Rips contains a number of structs with names ending in Tx, eg. EthernetTx, ArpTx, Ipv4Tx, UdpTx. We call them tx-objects, or transmit objects. The tx-objects are building the header for their protocols and are supposed to be as simple as possible. The constructors of the tx-objects take an instance of a tx-object belonging to the underlying protocol, eg. both ArpTx and Ipv4Tx takes an EthernetTx, while UdpTx takes an Ipv4Tx[1]. The constructors also take whatever values are needed to build their respective packets, usually source and destination addresses and similar.

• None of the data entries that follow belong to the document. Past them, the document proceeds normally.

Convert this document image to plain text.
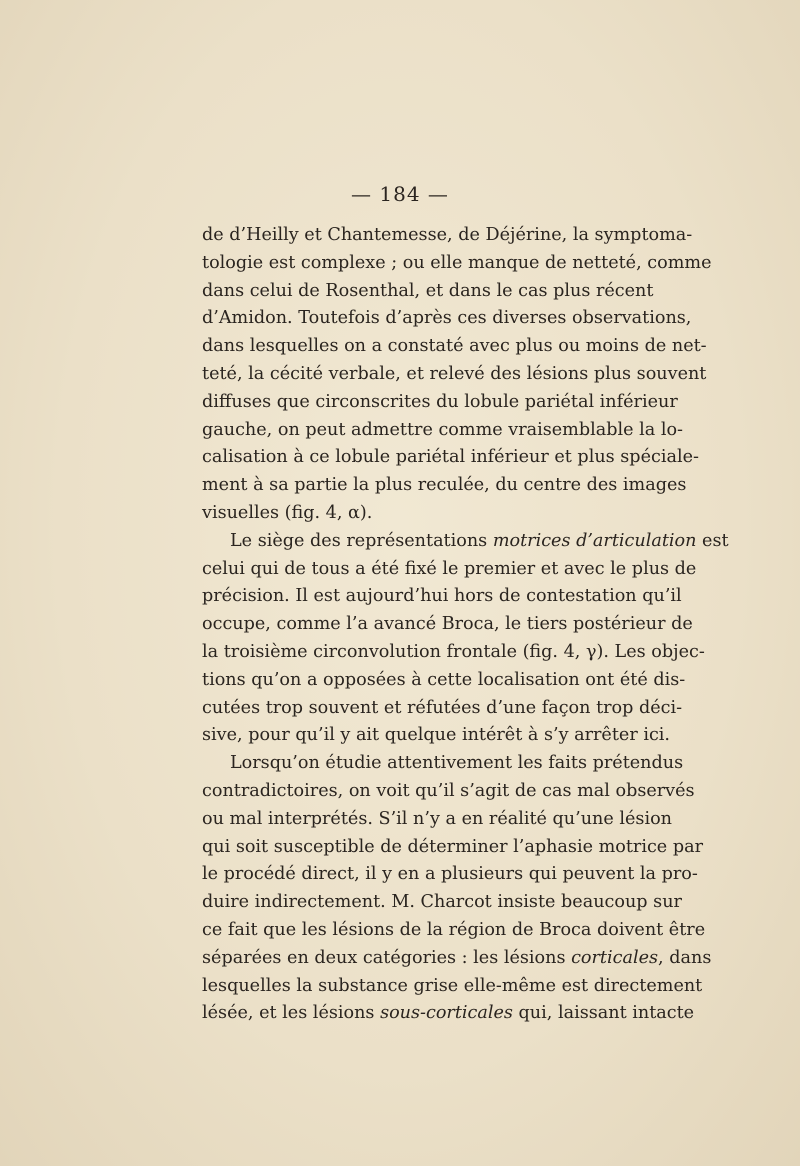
— 184 —
de d’Heilly et Chantemesse, de Déjérine, la symptoma-
tologie est complexe ; ou elle manque de netteté, comme
dans celui de Rosenthal, et dans le cas plus récent
d’Amidon. Toutefois d’après ces diverses observations,
dans lesquelles on a constaté avec plus ou moins de net-
teté, la cécité verbale, et relevé des lésions plus souvent
diffuses que circonscrites du lobule pariétal inférieur
gauche, on peut admettre comme vraisemblable la lo-
calisation à ce lobule pariétal inférieur et plus spéciale-
ment à sa partie la plus reculée, du centre des images
visuelles (fig. 4, α).
Le siège des représentations motrices d’articulation est
celui qui de tous a été fixé le premier et avec le plus de
précision. Il est aujourd’hui hors de contestation qu’il
occupe, comme l’a avancé Broca, le tiers postérieur de
la troisième circonvolution frontale (fig. 4, γ). Les objec-
tions qu’on a opposées à cette localisation ont été dis-
cutées trop souvent et réfutées d’une façon trop déci-
sive, pour qu’il y ait quelque intérêt à s’y arrêter ici.
Lorsqu’on étudie attentivement les faits prétendus
contradictoires, on voit qu’il s’agit de cas mal observés
ou mal interprétés. S’il n’y a en réalité qu’une lésion
qui soit susceptible de déterminer l’aphasie motrice par
le procédé direct, il y en a plusieurs qui peuvent la pro-
duire indirectement. M. Charcot insiste beaucoup sur
ce fait que les lésions de la région de Broca doivent être
séparées en deux catégories : les lésions corticales, dans
lesquelles la substance grise elle-même est directement
lésée, et les lésions sous-corticales qui, laissant intacte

At the bottom of the stack there is a Tx instance for every interface in the stack. View the Tx struct as the base tx-object. The Tx holds the sending part of the pnet backend and a simple counter behind a Mutex. Whenever anything in the stack changes, such as updates to the Arp or routing tables, the counter inside the Tx is incremented automatically by the stack. The Tx also holds the counter value from when it was created. When any tx-object is used to send a packet the sending will propagate down and eventually reach the Tx at the bottom. There the Mutex is locked and the counter from the creation of that Tx is compared to the counter behind the lock. If the counters are equal the packet is transmitted on the network, otherwise a TxError::InvalidTx is returned. The reason for this is that every tx-object should be kept simple and not do any lookups against routing tables etc when they construct their packets. As long as nothing changes inside the stack all transmissions can go ahead with no locking or lookups inside their send methods. As soon as a change happens inside the stack all existing tx-objects become invalid and must be recreated (which is cheap).

[1]: This will change when IPv6 is implemented so that UdpTx can be used on top of both.

Receiving

Just as every protocol in the stack has a struct whose name ends in Tx for transmission, it has a corresponding struct ending in Rx that is used for parsing incoming packets.

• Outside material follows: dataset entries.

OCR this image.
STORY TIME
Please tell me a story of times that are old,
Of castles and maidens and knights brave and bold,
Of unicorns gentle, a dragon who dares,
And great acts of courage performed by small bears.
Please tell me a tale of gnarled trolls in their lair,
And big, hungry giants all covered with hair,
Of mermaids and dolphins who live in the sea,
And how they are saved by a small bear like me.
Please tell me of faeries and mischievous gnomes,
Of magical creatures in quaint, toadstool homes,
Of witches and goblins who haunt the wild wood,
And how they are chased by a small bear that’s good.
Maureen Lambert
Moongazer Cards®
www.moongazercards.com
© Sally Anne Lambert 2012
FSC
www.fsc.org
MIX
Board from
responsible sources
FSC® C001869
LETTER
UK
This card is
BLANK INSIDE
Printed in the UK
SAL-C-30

The rx-objects behave a little bit different on different levels of the stack. At the bottom the listeners are fixed and given in the constructor to avoid locking at each level on every incoming packets. Further up the stack the listeners are HashMaps behind Mutexes that can be changed throughout the life of the stack to accomodate added and removed sockets.

Work will be done to reduce locking on the receiving end. However, optimization comes after functionality, so that will be done later.

tests

This crate contains both unit tests and integration tests, both placed where the Rust book recommends them to be. The problem is that I need to do some mocking in the unit tests to be able to swap out the real dependencies with fake ones, so I can test individual structs without initializing too many other structs. At the moment this is solved with conditional compilation. When the feature "unit-tests" is active dependencies will be swapped out for mocks that exist in rips::test.

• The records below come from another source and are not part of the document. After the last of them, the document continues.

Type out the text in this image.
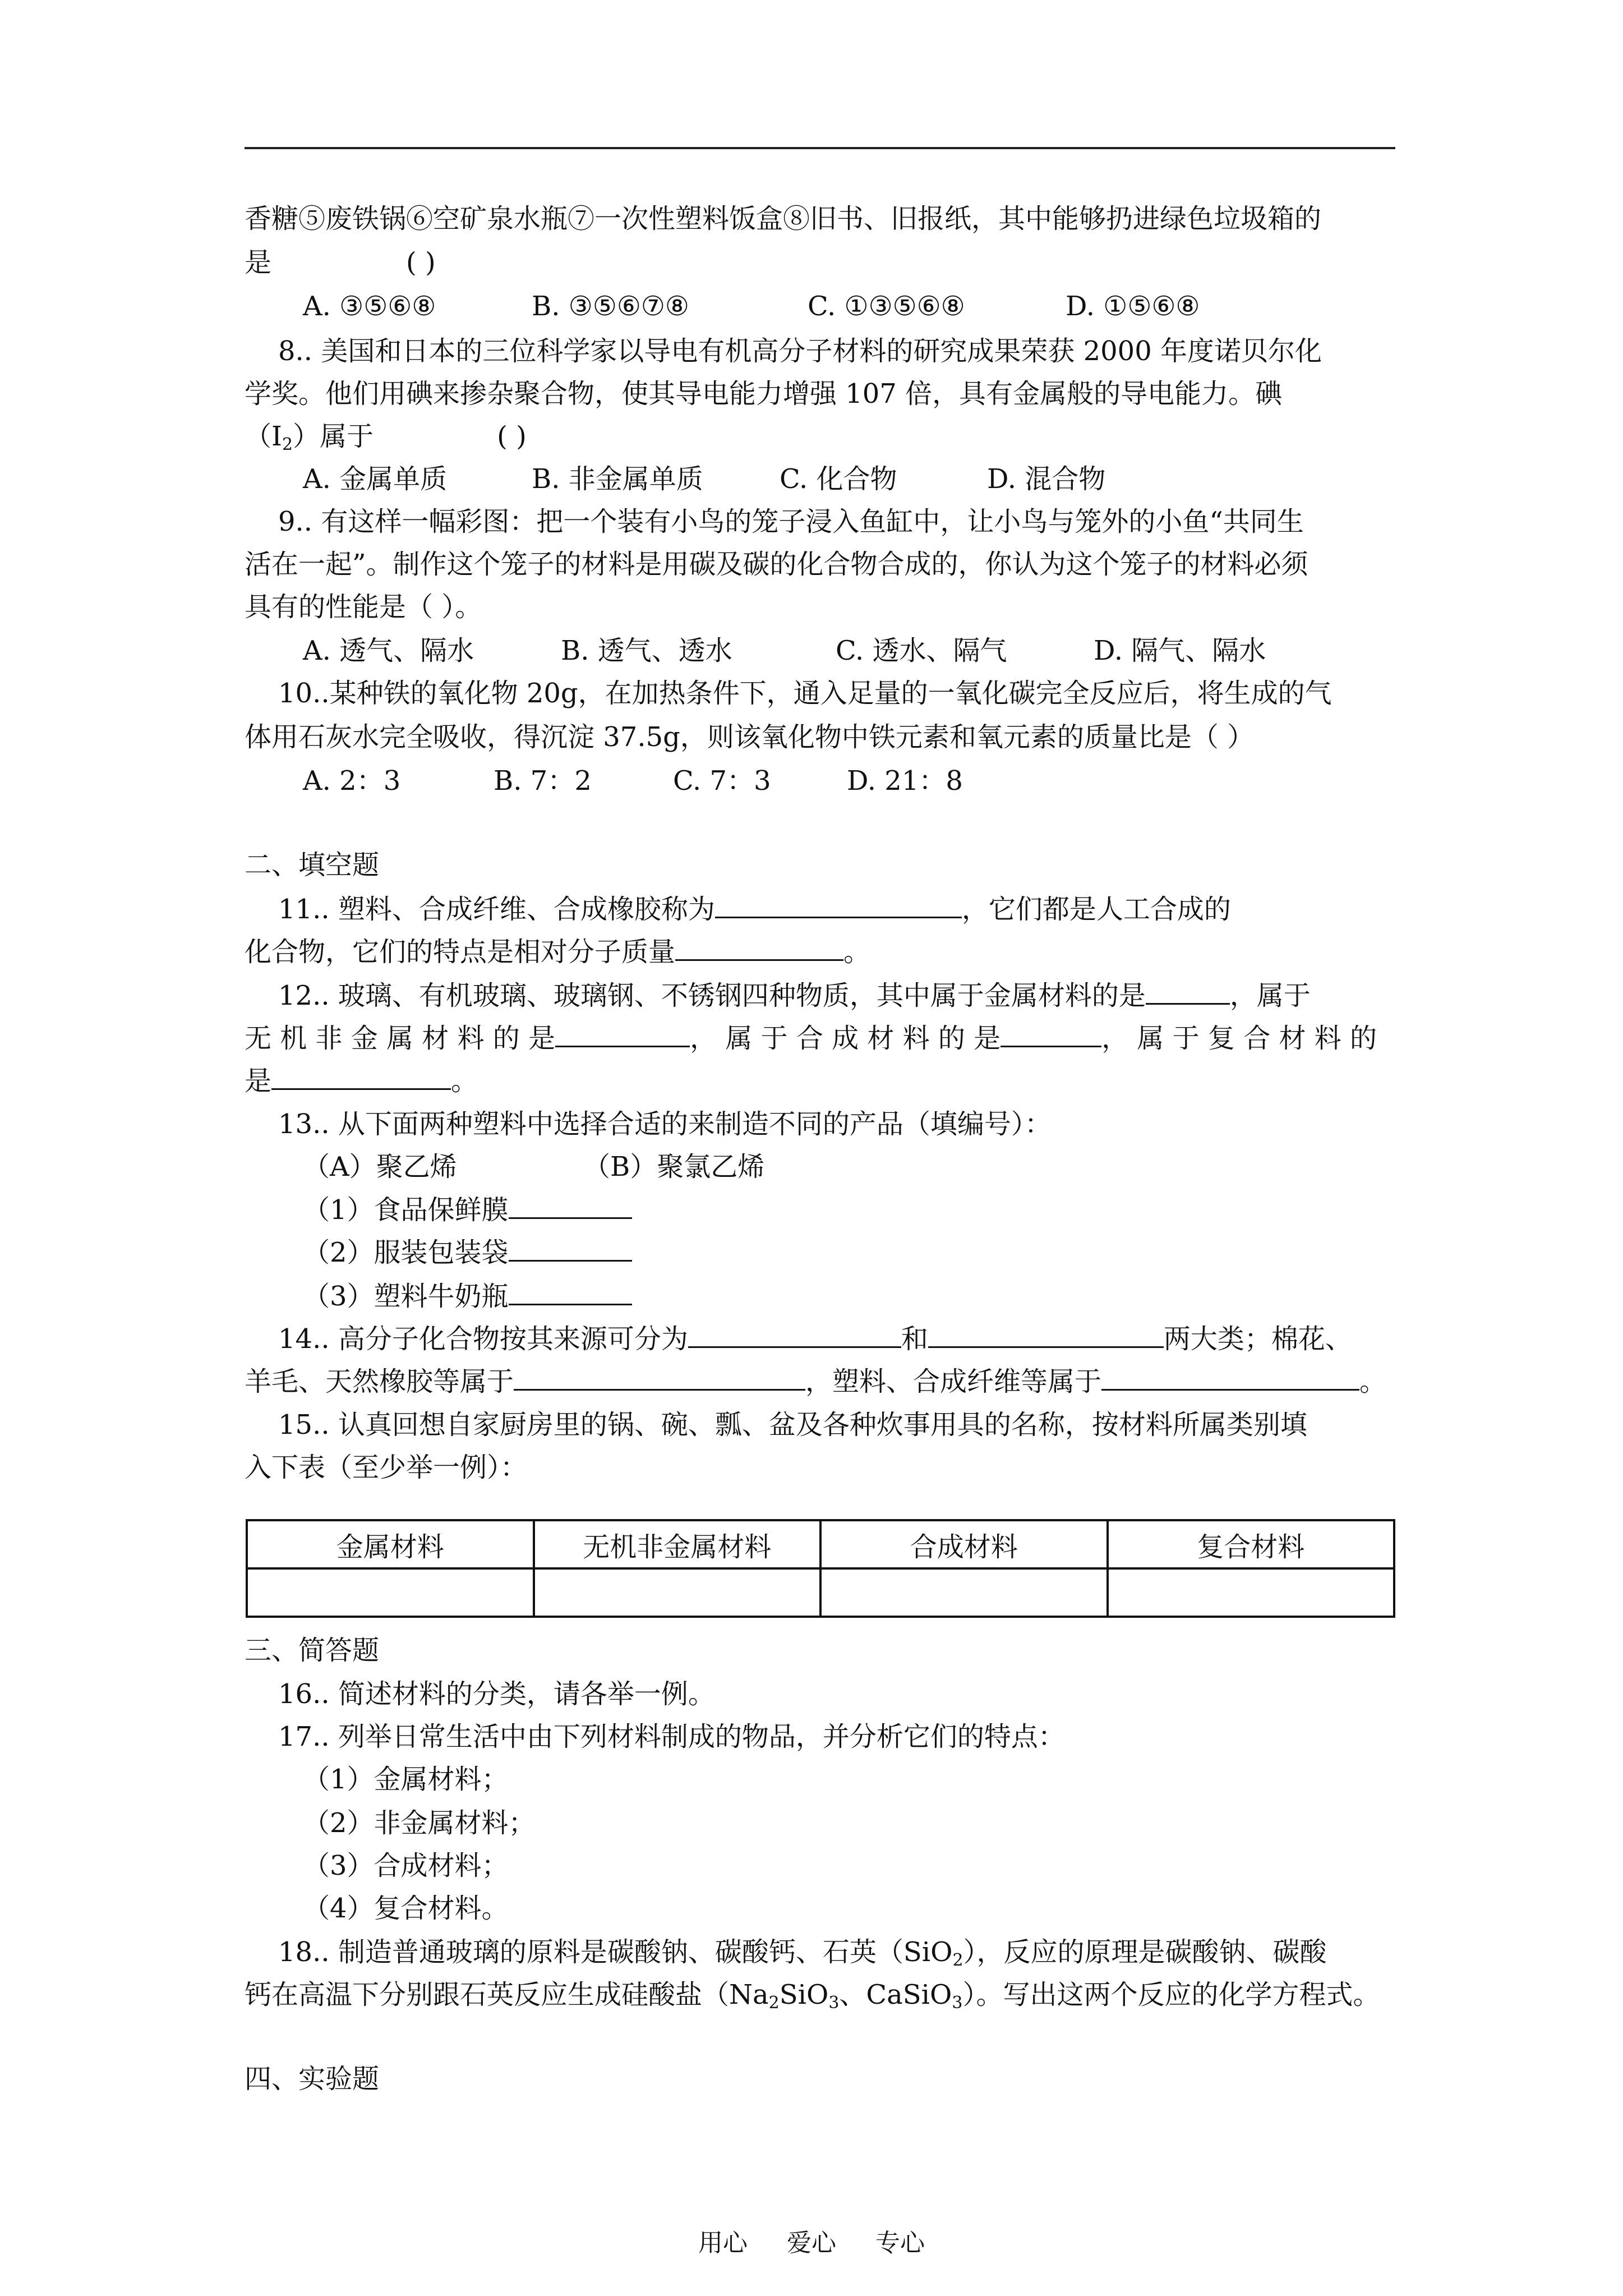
香糖⑤废铁锅⑥空矿泉水瓶⑦一次性塑料饭盒⑧旧书、旧报纸，其中能够扔进绿色垃圾箱的
是	( )
A. ③⑤⑥⑧	B. ③⑤⑥⑦⑧	C. ①③⑤⑥⑧	D. ①⑤⑥⑧
8.. 美国和日本的三位科学家以导电有机高分子材料的研究成果荣获 2000 年度诺贝尔化
学奖。他们用碘来掺杂聚合物，使其导电能力增强 107 倍，具有金属般的导电能力。碘
$(I_2)$属于	( )
A. 金属单质	B. 非金属单质	C. 化合物	D. 混合物
9.. 有这样一幅彩图：把一个装有小鸟的笼子浸入鱼缸中，让小鸟与笼外的小鱼“共同生
活在一起”。制作这个笼子的材料是用碳及碳的化合物合成的，你认为这个笼子的材料必须
具有的性能是（ ）。
A. 透气、隔水	B. 透气、透水	C. 透水、隔气	D. 隔气、隔水
10..某种铁的氧化物 20g，在加热条件下，通入足量的一氧化碳完全反应后，将生成的气
体用石灰水完全吸收，得沉淀 37.5g，则该氧化物中铁元素和氧元素的质量比是（ ）
A. 2：3	B. 7：2	C. 7：3	D. 21：8
二、填空题
11.. 塑料、合成纤维、合成橡胶称为	，它们都是人工合成的
化合物，它们的特点是相对分子质量	。
12.. 玻璃、有机玻璃、玻璃钢、不锈钢四种物质，其中属于金属材料的是	，属于
无 机 非 金 属 材 料 的 是	， 属 于 合 成 材 料 的 是	， 属 于 复 合 材 料 的
是	。
13.. 从下面两种塑料中选择合适的来制造不同的产品（填编号）：
（A）聚乙烯	（B）聚氯乙烯
（1）食品保鲜膜
（2）服装包装袋
（3）塑料牛奶瓶
14.. 高分子化合物按其来源可分为	和	两大类；棉花、
羊毛、天然橡胶等属于	，塑料、合成纤维等属于	。
15.. 认真回想自家厨房里的锅、碗、瓢、盆及各种炊事用具的名称，按材料所属类别填
入下表（至少举一例）：
金属材料	无机非金属材料	合成材料	复合材料

三、简答题
16.. 简述材料的分类，请各举一例。
17.. 列举日常生活中由下列材料制成的物品，并分析它们的特点：
（1）金属材料；
（2）非金属材料；
（3）合成材料；
（4）复合材料。
18.. 制造普通玻璃的原料是碳酸钠、碳酸钙、石英（SiO$_2$），反应的原理是碳酸钠、碳酸
钙在高温下分别跟石英反应生成硅酸盐（$Na_2SiO_3$、CaSiO$_3$）。写出这两个反应的化学方程式。
四、实验题
用心 爱心 专心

The bundled script test.sh is a tiny script that will execute both the unit tests and the integration tests.

Ideas on how to solve this in a better way is welcome. However, the requirements are that the solution does not bloat the production version of the code noticeably. Static dispatch can't be changed into dynamic dispatch just to allow testing.

Unsolved Questions

Here are a few problems that I ran into that I still did not solve. Feedback is welcome.

  • If it's possible to have the same IP on multiple interfaces, which one will a socket bound to that local IP receive packets from? Both?
  • Should the IP layer reassemble fragmented packets that are out of order?
  • Should the FooTx structs not contain the underlying BarTx and do the sending internally. But instead be agnostic of the underlying protocol.